Insights on...
OPERATIONAL DUE DILIGENCE
THE ONGOING EVOLUTION OF OPERATIONAL DUE DILIGENCE
An interview with Peter Sanchez, chief executive officer of Northern Trust Hedge Fund Services
As competition for capital grows fiercer in the hedge fund industry, every small choice a manager
makes can mean the difference between winning a mandate or losing it to another manager. One
area investors are scrutinizing more closely is a firm’s operational side.
Peter Sanchez, chief executive officer of Northern Trust Hedge Fund Services, discusses what
investors are looking for when they conduct operational due diligence on a fund. He also discusses
recent legislation and how it is putting pressure on firms to comply with a host of new regulations.
What are the biggest changes to operational due diligence in the last decade?
Are there particular areas of operations that investors care about more than others?
Operational due diligence has evolved considerably in the last 10 years. Thematically, we’ve seen
changes grouped into a few broad categories:
First, operational due diligence is a lot more formal – it’s no longer a “tick the box” item.
Hedge fund investors now bring the same intensive, hands-on approach that large institutional
investors have been employing for years with traditional managers. Ten years ago operational due
diligence for a hedge fund involved a questionnaire and perhaps a phone call. Today on-site visits
with both the manager and the administrator are quite common. Also, descriptions of controls
are no longer enough – investors want to see controls in action through demonstrations.
Second, investors focus heavily on the issues that affect them most, particularly controls
around who can move cash and the independence of valuation practices. For cash, they want to
see controls that will help prevent errors and fraudulent behavior. For example, Northern Trust
uses online tools, input/approval procedures that require two separate individuals to authorize a
wire and a third-level review by our cash team before the wire is released. Other administrators
may handle it differently, but whatever the specifics, investors want to confirm there are protections
in place against operational errors or fraudulent activity.
Valuation follows a similar theme – investors want to understand the administrator’s role in
valuation. Is the administrator sourcing prices from vendors or using models? How much of the
portfolio uses manager marks or broker quotes? What checks/controls are in place to substantiate
manager marks? All these lead to the overarching question: “How do I know my investment is
actually worth what my manager tells me it’s worth?”
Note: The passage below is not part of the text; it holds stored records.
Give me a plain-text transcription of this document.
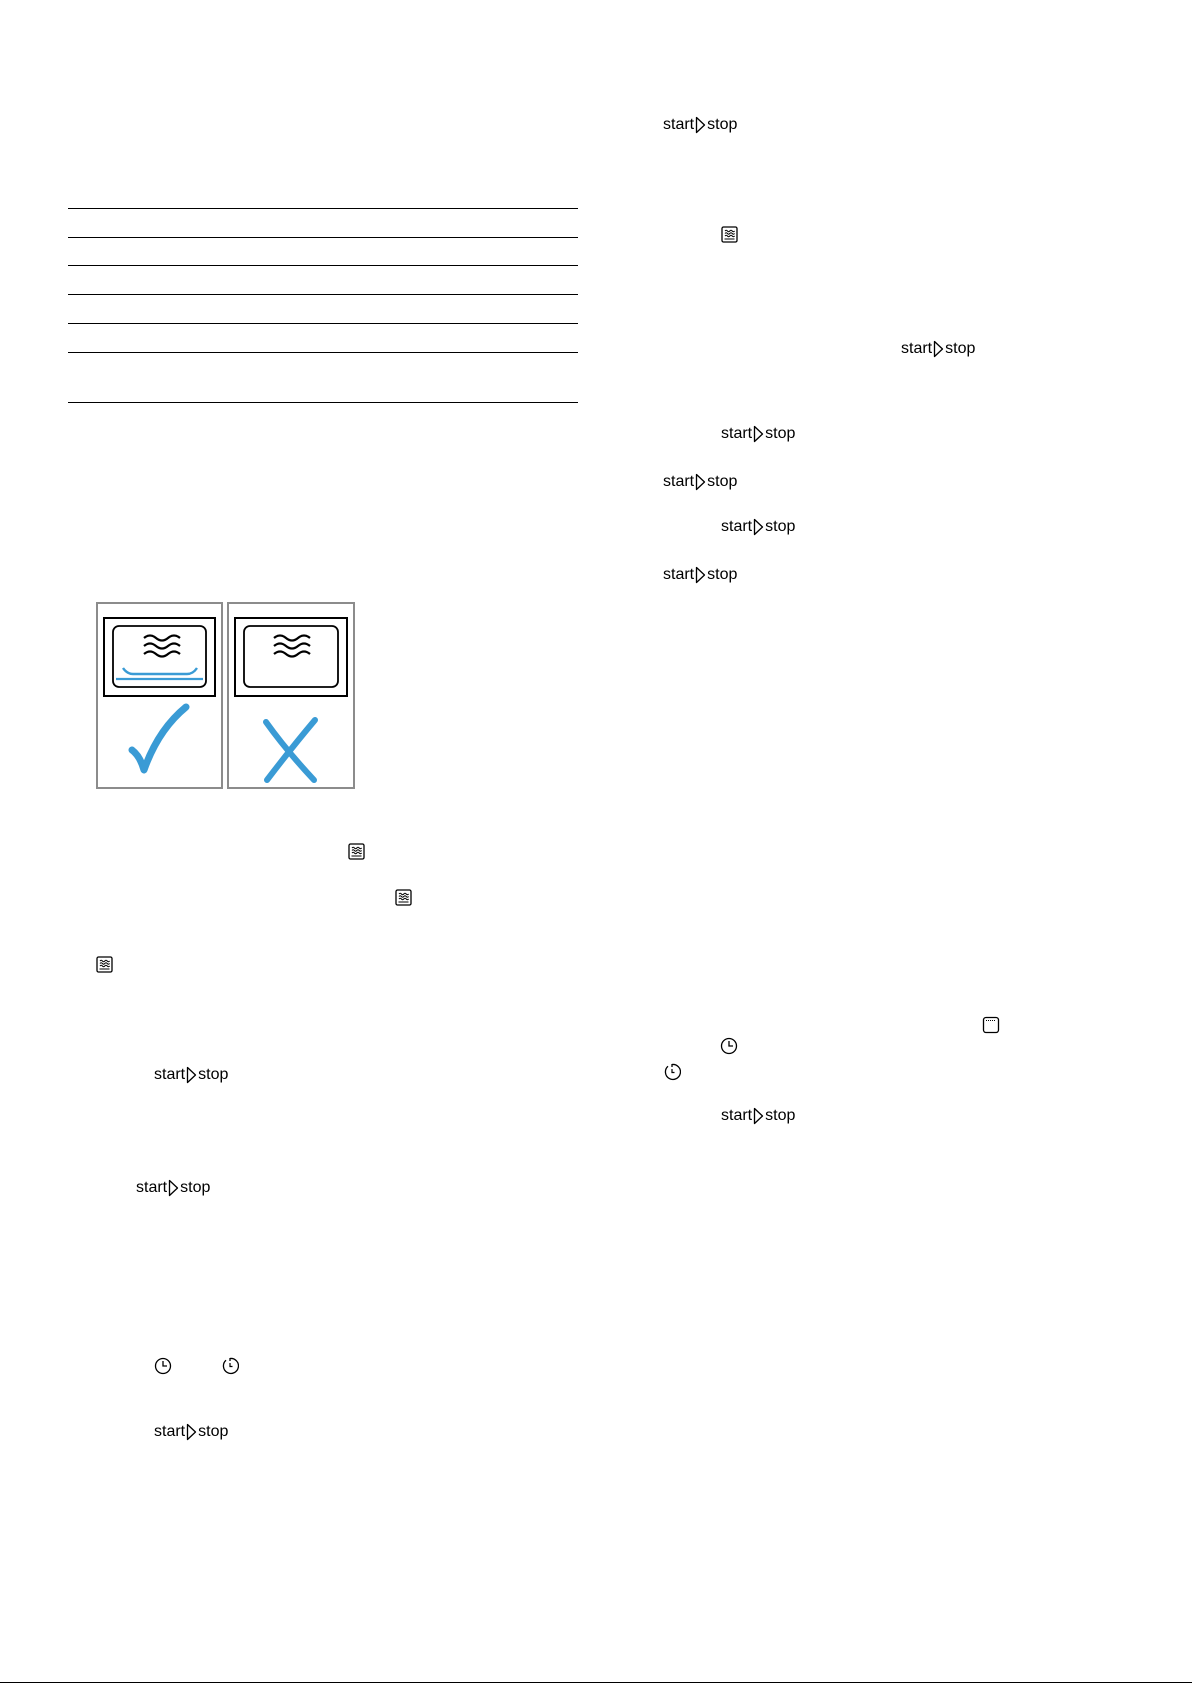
start stop
start stop
start stop
start stop
start stop
start stop
start stop
start stop
start stop
start stop
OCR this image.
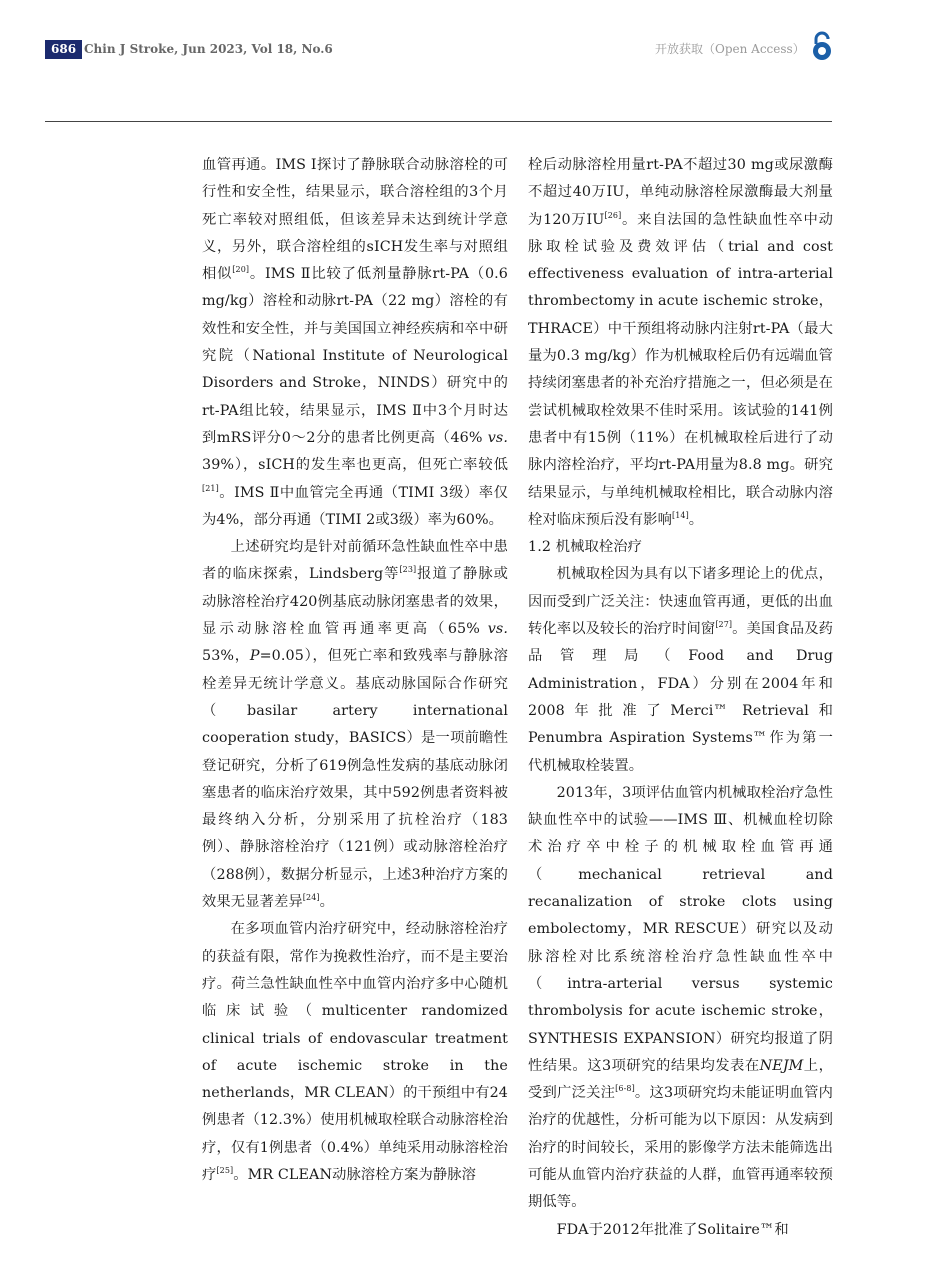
686 Chin J Stroke, Jun 2023, Vol 18, No.6	开放获取（Open Access）

血管再通。IMS I探讨了静脉联合动脉溶栓的可行性和安全性，结果显示，联合溶栓组的3个月死亡率较对照组低，但该差异未达到统计学意义，另外，联合溶栓组的sICH发生率与对照组相似[20]。IMS Ⅱ比较了低剂量静脉rt-PA（0.6 mg/kg）溶栓和动脉rt-PA（22 mg）溶栓的有效性和安全性，并与美国国立神经疾病和卒中研究院（National Institute of Neurological Disorders and Stroke，NINDS）研究中的rt-PA组比较，结果显示，IMS Ⅱ中3个月时达到mRS评分0～2分的患者比例更高（46% vs. 39%），sICH的发生率也更高，但死亡率较低[21]。IMS Ⅱ中血管完全再通（TIMI 3级）率仅为4%，部分再通（TIMI 2或3级）率为60%。

上述研究均是针对前循环急性缺血性卒中患者的临床探索，Lindsberg等[23]报道了静脉或动脉溶栓治疗420例基底动脉闭塞患者的效果，显示动脉溶栓血管再通率更高（65% vs. 53%，P=0.05），但死亡率和致残率与静脉溶栓差异无统计学意义。基底动脉国际合作研究（basilar artery international cooperation study，BASICS）是一项前瞻性登记研究，分析了619例急性发病的基底动脉闭塞患者的临床治疗效果，其中592例患者资料被最终纳入分析，分别采用了抗栓治疗（183例）、静脉溶栓治疗（121例）或动脉溶栓治疗（288例），数据分析显示，上述3种治疗方案的效果无显著差异[24]。

在多项血管内治疗研究中，经动脉溶栓治疗的获益有限，常作为挽救性治疗，而不是主要治疗。荷兰急性缺血性卒中血管内治疗多中心随机临床试验（multicenter randomized clinical trials of endovascular treatment of acute ischemic stroke in the netherlands，MR CLEAN）的干预组中有24例患者（12.3%）使用机械取栓联合动脉溶栓治疗，仅有1例患者（0.4%）单纯采用动脉溶栓治疗[25]。MR CLEAN动脉溶栓方案为静脉溶

栓后动脉溶栓用量rt-PA不超过30 mg或尿激酶不超过40万IU，单纯动脉溶栓尿激酶最大剂量为120万IU[26]。来自法国的急性缺血性卒中动脉取栓试验及费效评估（trial and cost effectiveness evaluation of intra-arterial thrombectomy in acute ischemic stroke，THRACE）中干预组将动脉内注射rt-PA（最大量为0.3 mg/kg）作为机械取栓后仍有远端血管持续闭塞患者的补充治疗措施之一，但必须是在尝试机械取栓效果不佳时采用。该试验的141例患者中有15例（11%）在机械取栓后进行了动脉内溶栓治疗，平均rt-PA用量为8.8 mg。研究结果显示，与单纯机械取栓相比，联合动脉内溶栓对临床预后没有影响[14]。

1.2 机械取栓治疗

机械取栓因为具有以下诸多理论上的优点，因而受到广泛关注：快速血管再通，更低的出血转化率以及较长的治疗时间窗[27]。美国食品及药品管理局（Food and Drug Administration，FDA）分别在2004年和2008年批准了Merci™ Retrieval和Penumbra Aspiration Systems™作为第一代机械取栓装置。

2013年，3项评估血管内机械取栓治疗急性缺血性卒中的试验——IMS Ⅲ、机械血栓切除术治疗卒中栓子的机械取栓血管再通（mechanical retrieval and recanalization of stroke clots using embolectomy，MR RESCUE）研究以及动脉溶栓对比系统溶栓治疗急性缺血性卒中（intra-arterial versus systemic thrombolysis for acute ischemic stroke，SYNTHESIS EXPANSION）研究均报道了阴性结果。这3项研究的结果均发表在NEJM上，受到广泛关注[6-8]。这3项研究均未能证明血管内治疗的优越性，分析可能为以下原因：从发病到治疗的时间较长，采用的影像学方法未能筛选出可能从血管内治疗获益的人群，血管再通率较预期低等。

FDA于2012年批准了Solitaire™和
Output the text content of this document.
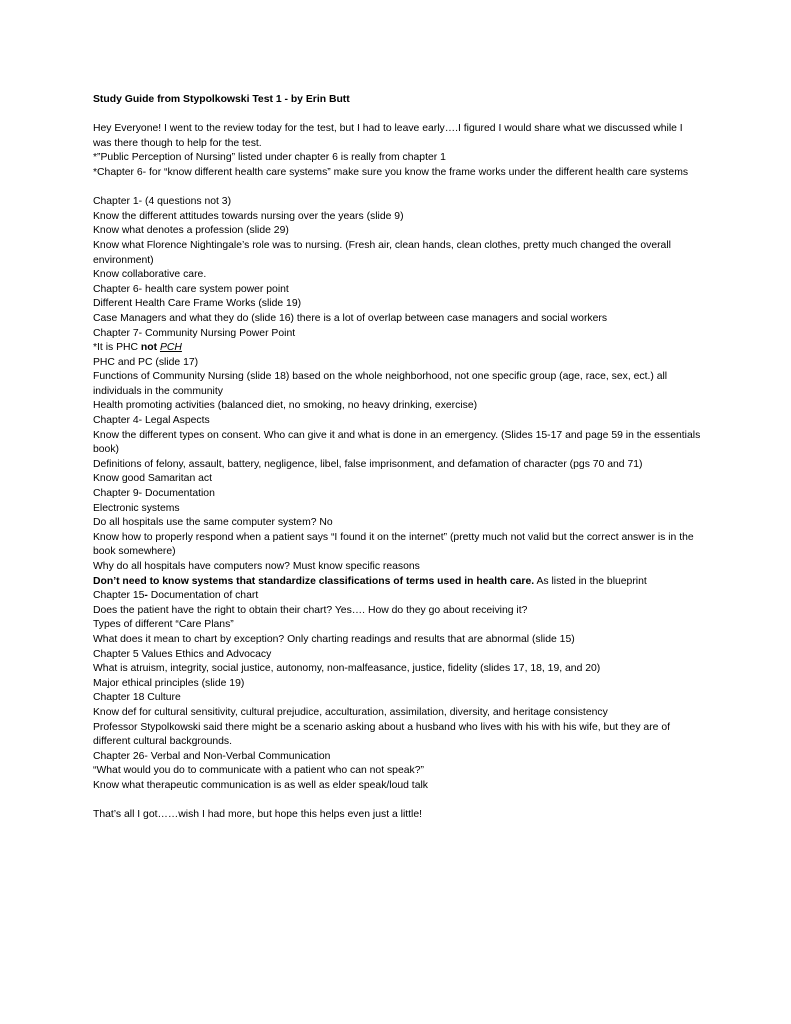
Study Guide from Stypolkowski Test 1 - by Erin Butt

Hey Everyone! I went to the review today for the test, but I had to leave early….I figured I would share what we discussed while I was there though to help for the test.

*”Public Perception of Nursing” listed under chapter 6 is really from chapter 1

*Chapter 6- for “know different health care systems” make sure you know the frame works under the different health care systems

Chapter 1- (4 questions not 3)

Know the different attitudes towards nursing over the years (slide 9)

Know what denotes a profession (slide 29)

Know what Florence Nightingale’s role was to nursing. (Fresh air, clean hands, clean clothes, pretty much changed the overall environment)

Know collaborative care.

Chapter 6- health care system power point

Different Health Care Frame Works (slide 19)

Case Managers and what they do (slide 16) there is a lot of overlap between case managers and social workers

Chapter 7- Community Nursing Power Point

*It is PHC not PCH

PHC and PC (slide 17)

Functions of Community Nursing (slide 18) based on the whole neighborhood, not one specific group (age, race, sex, ect.) all individuals in the community

Health promoting activities (balanced diet, no smoking, no heavy drinking, exercise)

Chapter 4- Legal Aspects

Know the different types on consent. Who can give it and what is done in an emergency. (Slides 15-17 and page 59 in the essentials book)

Definitions of felony, assault, battery, negligence, libel, false imprisonment, and defamation of character (pgs 70 and 71)

Know good Samaritan act

Chapter 9- Documentation

Electronic systems

Do all hospitals use the same computer system? No

Know how to properly respond when a patient says “I found it on the internet” (pretty much not valid but the correct answer is in the book somewhere)

Why do all hospitals have computers now? Must know specific reasons

Don’t need to know systems that standardize classifications of terms used in health care. As listed in the blueprint

Chapter 15- Documentation of chart

Does the patient have the right to obtain their chart? Yes…. How do they go about receiving it?

Types of different “Care Plans”

What does it mean to chart by exception? Only charting readings and results that are abnormal (slide 15)

Chapter 5 Values Ethics and Advocacy

What is atruism, integrity, social justice, autonomy, non-malfeasance, justice, fidelity (slides 17, 18, 19, and 20)

Major ethical principles (slide 19)

Chapter 18 Culture

Know def for cultural sensitivity, cultural prejudice, acculturation, assimilation, diversity, and heritage consistency

Professor Stypolkowski said there might be a scenario asking about a husband who lives with his with his wife, but they are of different cultural backgrounds.

Chapter 26- Verbal and Non-Verbal Communication

“What would you do to communicate with a patient who can not speak?”

Know what therapeutic communication is as well as elder speak/loud talk

That’s all I got……wish I had more, but hope this helps even just a little!
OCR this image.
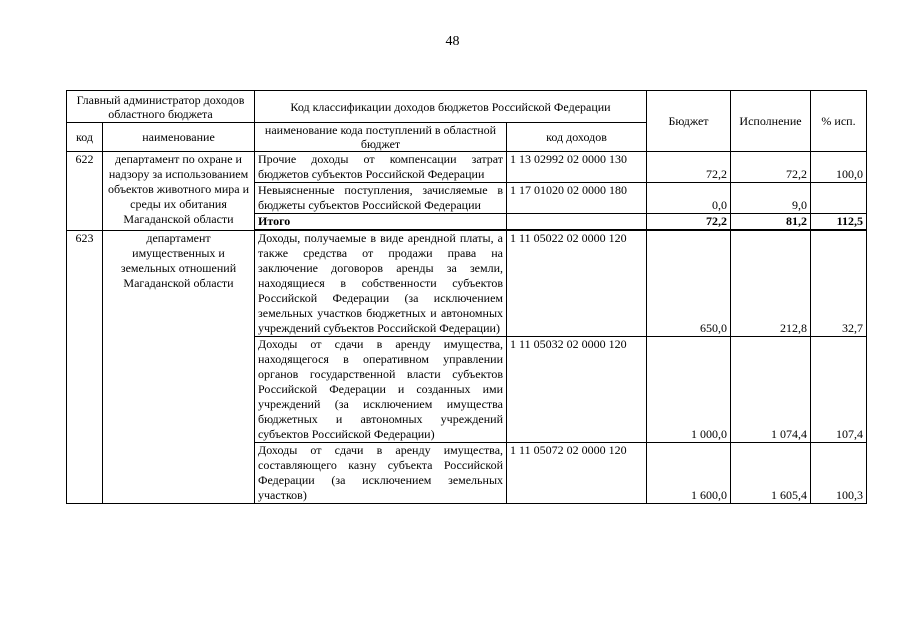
48
Главный администратор доходов областного бюджета		Код классификации доходов бюджетов Российской Федерации		Бюджет	Исполнение	% исп.
код	наименование	наименование кода поступлений в областной бюджет	код доходов			
622	департамент по охране и надзору за использованием объектов животного мира и среды их обитания Магаданской области	Прочие доходы от компенсации затрат бюджетов субъектов Российской Федерации	1 13 02992 02 0000 130	72,2	72,2	100,0
		Невыясненные поступления, зачисляемые в бюджеты субъектов Российской Федерации	1 17 01020 02 0000 180	0,0	9,0	
		Итого		72,2	81,2	112,5
623	департамент имущественных и земельных отношений Магаданской области	Доходы, получаемые в виде арендной платы, а также средства от продажи права на заключение договоров аренды за земли, находящиеся в собственности субъектов Российской Федерации (за исключением земельных участков бюджетных и автономных учреждений субъектов Российской Федерации)	1 11 05022 02 0000 120	650,0	212,8	32,7
		Доходы от сдачи в аренду имущества, находящегося в оперативном управлении органов государственной власти субъектов Российской Федерации и созданных ими учреждений (за исключением имущества бюджетных и автономных учреждений субъектов Российской Федерации)	1 11 05032 02 0000 120	1 000,0	1 074,4	107,4
		Доходы от сдачи в аренду имущества, составляющего казну субъекта Российской Федерации (за исключением земельных участков)	1 11 05072 02 0000 120	1 600,0	1 605,4	100,3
Are there any recent regulatory changes that have affected the way asset management
firms must run their funds (in terms of operations and best practices)?
The litany of new regulations – FATCA, Form PF, AIFMD, EMIR and others – all place demands
on managers who are otherwise seeking to reduce costs. This inherent conflict manifests itself in
a few different ways.
First, managers are being forced to change their perspective of what are “acceptable” fund
expenses. In the beginning, managers would attempt to support regulations in-house because
they felt the pricing set by administrators was too high. Over time, they came to realize that the
level of resources required to support regulatory demands – particularly the costs of attracting and
retaining talent with the necessary expertise – actually make in-house support more expensive.